In contrast we have Guy: petulant, weak-willed, a man who – through his silence – puts Anne and her family at peril. A man who, with time running out when he needs to recover the vital piece of evidence, instead of throwing a tennis match wastes value time in his determination to win. A man who wishes his wife dead, gets his wish, endangers his new girlfriend and gets to keep her. A man who, for all that his wife is a two-timer, has himself taken up with someone else while still married.
Bruno’s a villain, no doubt about it. But he’s not always villainous. He certainly doesn’t kill for the sake for it. And he’s arguably one of the few characters in the film with any integrity. Ultimately, he does what he says he’ll do.

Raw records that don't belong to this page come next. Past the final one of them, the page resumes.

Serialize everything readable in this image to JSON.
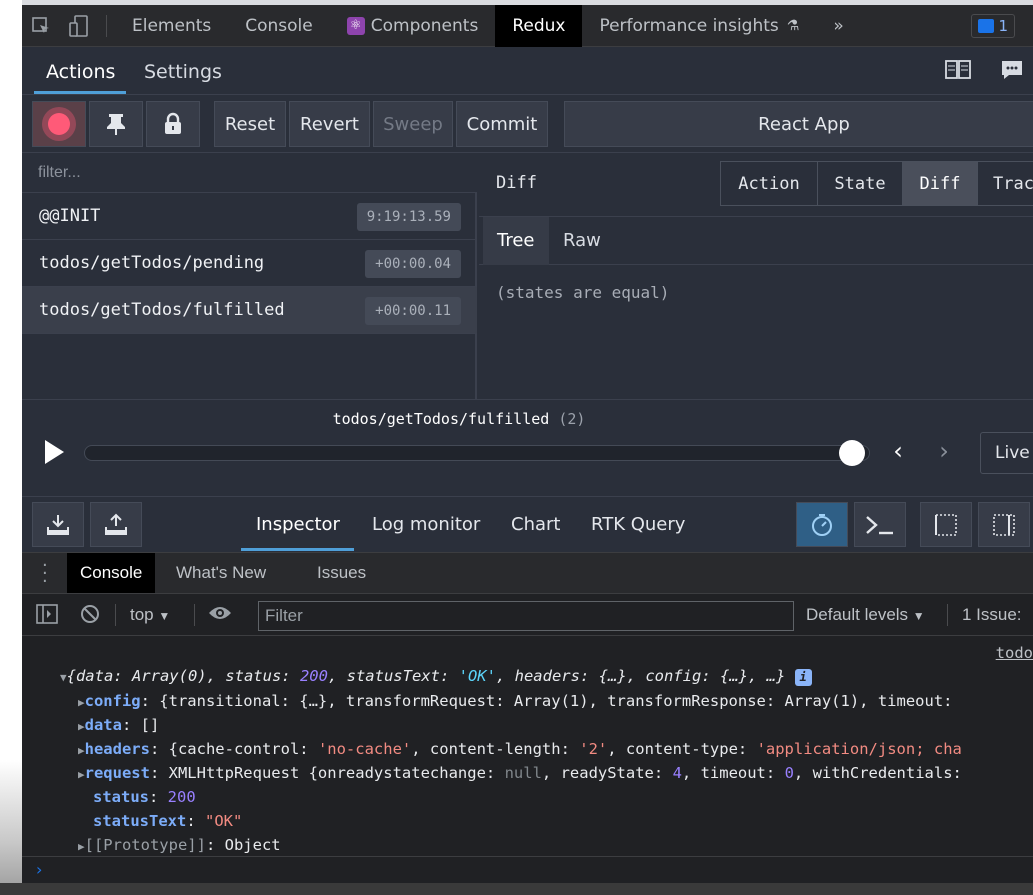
{
  "devtools": {
    "tabs": [
      {
        "label": "Elements"
      },
      {
        "label": "Console"
      },
      {
        "label": "Components"
      },
      {
        "label": "Redux"
      },
      {
        "label": "Performance insights"
      }
    ],
    "more_label": "»",
    "issues_count": "1"
  },
  "redux": {
    "top_tabs": {
      "actions": "Actions",
      "settings": "Settings"
    },
    "toolbar": {
      "reset": "Reset",
      "revert": "Revert",
      "sweep": "Sweep",
      "commit": "Commit",
      "instance": "React App"
    },
    "filter_placeholder": "filter...",
    "actions": [
      {
        "name": "@@INIT",
        "time": "9:19:13.59"
      },
      {
        "name": "todos/getTodos/pending",
        "time": "+00:00.04"
      },
      {
        "name": "todos/getTodos/fulfilled",
        "time": "+00:00.11"
      }
    ],
    "diff": {
      "title": "Diff",
      "view_tabs": {
        "action": "Action",
        "state": "State",
        "diff": "Diff",
        "trace": "Trac"
      },
      "sub_tabs": {
        "tree": "Tree",
        "raw": "Raw"
      },
      "message": "(states are equal)"
    },
    "slider": {
      "label": "todos/getTodos/fulfilled",
      "count": "(2)",
      "live": "Live",
      "position_fraction": 1.0
    },
    "monitor_tabs": {
      "inspector": "Inspector",
      "log_monitor": "Log monitor",
      "chart": "Chart",
      "rtk_query": "RTK Query"
    }
  },
  "drawer": {
    "tabs": {
      "console": "Console",
      "whats_new": "What's New",
      "issues": "Issues"
    },
    "context": "top",
    "filter_placeholder": "Filter",
    "levels": "Default levels",
    "issues_summary": "1 Issue:"
  },
  "console": {
    "source": "todo",
    "summary": {
      "open": "{",
      "k1": "data",
      "v1": "Array(0)",
      "k2": "status",
      "v2": "200",
      "k3": "statusText",
      "v3": "'OK'",
      "k4": "headers",
      "v4": "{…}",
      "k5": "config",
      "v5": "{…}",
      "tail": "…}"
    },
    "config": {
      "key": "config",
      "prefix": "{transitional: {…}, transformRequest: Array(1), transformResponse: Array(1), timeout: "
    },
    "data": {
      "key": "data",
      "value": "[]"
    },
    "headers": {
      "key": "headers",
      "a_key": "{cache-control: ",
      "a_val": "'no-cache'",
      "b_key": ", content-length: ",
      "b_val": "'2'",
      "c_key": ", content-type: ",
      "c_val": "'application/json; cha"
    },
    "request": {
      "key": "request",
      "prefix": "XMLHttpRequest {onreadystatechange: ",
      "null": "null",
      "rs": ", readyState: ",
      "rs_val": "4",
      "to": ", timeout: ",
      "to_val": "0",
      "wc": ", withCredentials: "
    },
    "status": {
      "key": "status",
      "value": "200"
    },
    "statusText": {
      "key": "statusText",
      "value": "\"OK\""
    },
    "prototype": {
      "key": "[[Prototype]]",
      "value": "Object"
    }
  }
}
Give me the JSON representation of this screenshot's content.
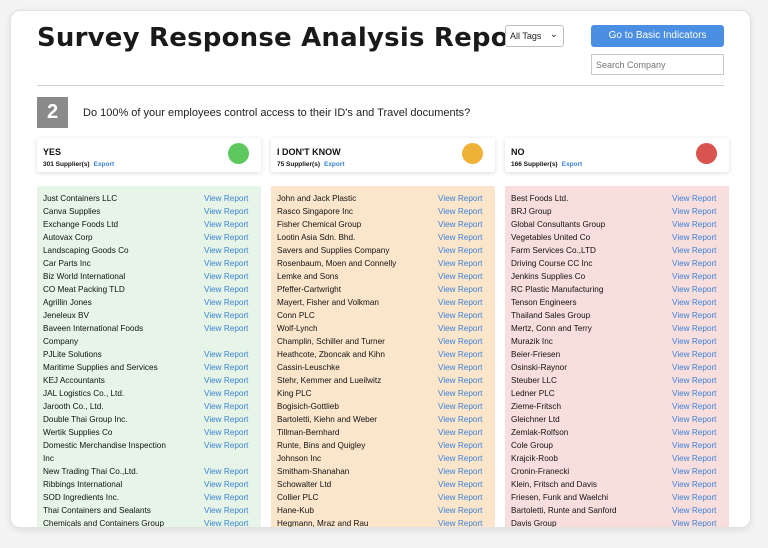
{
  "header": {
    "title": "Survey Response Analysis Report",
    "tag_select": "All Tags",
    "basic_button": "Go to Basic Indicators",
    "search_placeholder": "Search Company"
  },
  "question": {
    "number": "2",
    "text": "Do 100% of your employees control access to their ID's and Travel documents?"
  },
  "view_label": "View Report",
  "columns": [
    {
      "label": "YES",
      "count": "301 Supplier(s)",
      "export": "Export",
      "dot_color": "#5ec85e",
      "bg": "#e6f5e7",
      "rows": [
        {
          "name": "Just Containers LLC",
          "link": true
        },
        {
          "name": "Canva Supplies",
          "link": true
        },
        {
          "name": "Exchange Foods Ltd",
          "link": true
        },
        {
          "name": "Autovax Corp",
          "link": true
        },
        {
          "name": "Landscaping Goods Co",
          "link": true
        },
        {
          "name": "Car Parts Inc",
          "link": true
        },
        {
          "name": "Biz World International",
          "link": true
        },
        {
          "name": "CO Meat Packing TLD",
          "link": true
        },
        {
          "name": "Agrillin Jones",
          "link": true
        },
        {
          "name": "Jeneleux BV",
          "link": true
        },
        {
          "name": "Baveen International Foods",
          "link": true
        },
        {
          "name": "Company",
          "link": false
        },
        {
          "name": "PJLite Solutions",
          "link": true
        },
        {
          "name": "Maritime Supplies and Services",
          "link": true
        },
        {
          "name": "KEJ Accountants",
          "link": true
        },
        {
          "name": "JAL Logistics Co., Ltd.",
          "link": true
        },
        {
          "name": "Jarooth Co., Ltd.",
          "link": true
        },
        {
          "name": "Double Thai Group Inc.",
          "link": true
        },
        {
          "name": "Wertik Supplies Co",
          "link": true
        },
        {
          "name": "Domestic Merchandise Inspection",
          "link": true
        },
        {
          "name": "Inc",
          "link": false
        },
        {
          "name": "New Trading Thai Co.,Ltd.",
          "link": true
        },
        {
          "name": "Ribbings International",
          "link": true
        },
        {
          "name": "SOD Ingredients Inc.",
          "link": true
        },
        {
          "name": "Thai Containers and Sealants",
          "link": true
        },
        {
          "name": "Chemicals and Containers Group",
          "link": true
        }
      ]
    },
    {
      "label": "I DON'T KNOW",
      "count": "75 Supplier(s)",
      "export": "Export",
      "dot_color": "#f0b138",
      "bg": "#fbe6cc",
      "rows": [
        {
          "name": "John and Jack Plastic",
          "link": true
        },
        {
          "name": "Rasco Singapore Inc",
          "link": true
        },
        {
          "name": "Fisher Chemical Group",
          "link": true
        },
        {
          "name": "Lootin Asia Sdn. Bhd.",
          "link": true
        },
        {
          "name": "Savers and Supplies Company",
          "link": true
        },
        {
          "name": "Rosenbaum, Moen and Connelly",
          "link": true
        },
        {
          "name": "Lemke and Sons",
          "link": true
        },
        {
          "name": "Pfeffer-Cartwright",
          "link": true
        },
        {
          "name": "Mayert, Fisher and Volkman",
          "link": true
        },
        {
          "name": "Conn PLC",
          "link": true
        },
        {
          "name": "Wolf-Lynch",
          "link": true
        },
        {
          "name": "Champlin, Schiller and Turner",
          "link": true
        },
        {
          "name": "Heathcote, Zboncak and Kihn",
          "link": true
        },
        {
          "name": "Cassin-Leuschke",
          "link": true
        },
        {
          "name": "Stehr, Kemmer and Lueilwitz",
          "link": true
        },
        {
          "name": "King PLC",
          "link": true
        },
        {
          "name": "Bogisich-Gottlieb",
          "link": true
        },
        {
          "name": "Bartoletti, Kiehn and Weber",
          "link": true
        },
        {
          "name": "Tillman-Bernhard",
          "link": true
        },
        {
          "name": "Runte, Bins and Quigley",
          "link": true
        },
        {
          "name": "Johnson Inc",
          "link": true
        },
        {
          "name": "Smitham-Shanahan",
          "link": true
        },
        {
          "name": "Schowalter Ltd",
          "link": true
        },
        {
          "name": "Collier PLC",
          "link": true
        },
        {
          "name": "Hane-Kub",
          "link": true
        },
        {
          "name": "Hegmann, Mraz and Rau",
          "link": true
        }
      ]
    },
    {
      "label": "NO",
      "count": "166 Supplier(s)",
      "export": "Export",
      "dot_color": "#d9534f",
      "bg": "#f9dede",
      "rows": [
        {
          "name": "Best Foods Ltd.",
          "link": true
        },
        {
          "name": "BRJ Group",
          "link": true
        },
        {
          "name": "Global Consultants Group",
          "link": true
        },
        {
          "name": "Vegetables United Co",
          "link": true
        },
        {
          "name": "Farm Services Co.,LTD",
          "link": true
        },
        {
          "name": "Driving Course CC Inc",
          "link": true
        },
        {
          "name": "Jenkins Supplies Co",
          "link": true
        },
        {
          "name": "RC Plastic Manufacturing",
          "link": true
        },
        {
          "name": "Tenson Engineers",
          "link": true
        },
        {
          "name": "Thailand Sales Group",
          "link": true
        },
        {
          "name": "Mertz, Conn and Terry",
          "link": true
        },
        {
          "name": "Murazik Inc",
          "link": true
        },
        {
          "name": "Beier-Friesen",
          "link": true
        },
        {
          "name": "Osinski-Raynor",
          "link": true
        },
        {
          "name": "Steuber LLC",
          "link": true
        },
        {
          "name": "Ledner PLC",
          "link": true
        },
        {
          "name": "Zieme-Fritsch",
          "link": true
        },
        {
          "name": "Gleichner Ltd",
          "link": true
        },
        {
          "name": "Zemlak-Rolfson",
          "link": true
        },
        {
          "name": "Cole Group",
          "link": true
        },
        {
          "name": "Krajcik-Roob",
          "link": true
        },
        {
          "name": "Cronin-Franecki",
          "link": true
        },
        {
          "name": "Klein, Fritsch and Davis",
          "link": true
        },
        {
          "name": "Friesen, Funk and Waelchi",
          "link": true
        },
        {
          "name": "Bartoletti, Runte and Sanford",
          "link": true
        },
        {
          "name": "Davis Group",
          "link": true
        }
      ]
    }
  ]
}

The fairground scene also lays the groundwork for the finale, a revisiting-the-scene-of-the-crime set-piece that’s a textbook example of Hitchcock’s mastery of suspense. That the out-of-control carousel is set on its destructive course when a trigger happy cop plugs the operator instead of Bruno is another indication that, as M. Night Shyamalan puts it in his appreciation of the film on the DVD special features, “the rules don’t apply”.
That’s an excellent summation of the film, and one steeped in Hitchcockian irony given how flawlessly ‘Strangers on a Train’ operates as mainstream entertainment.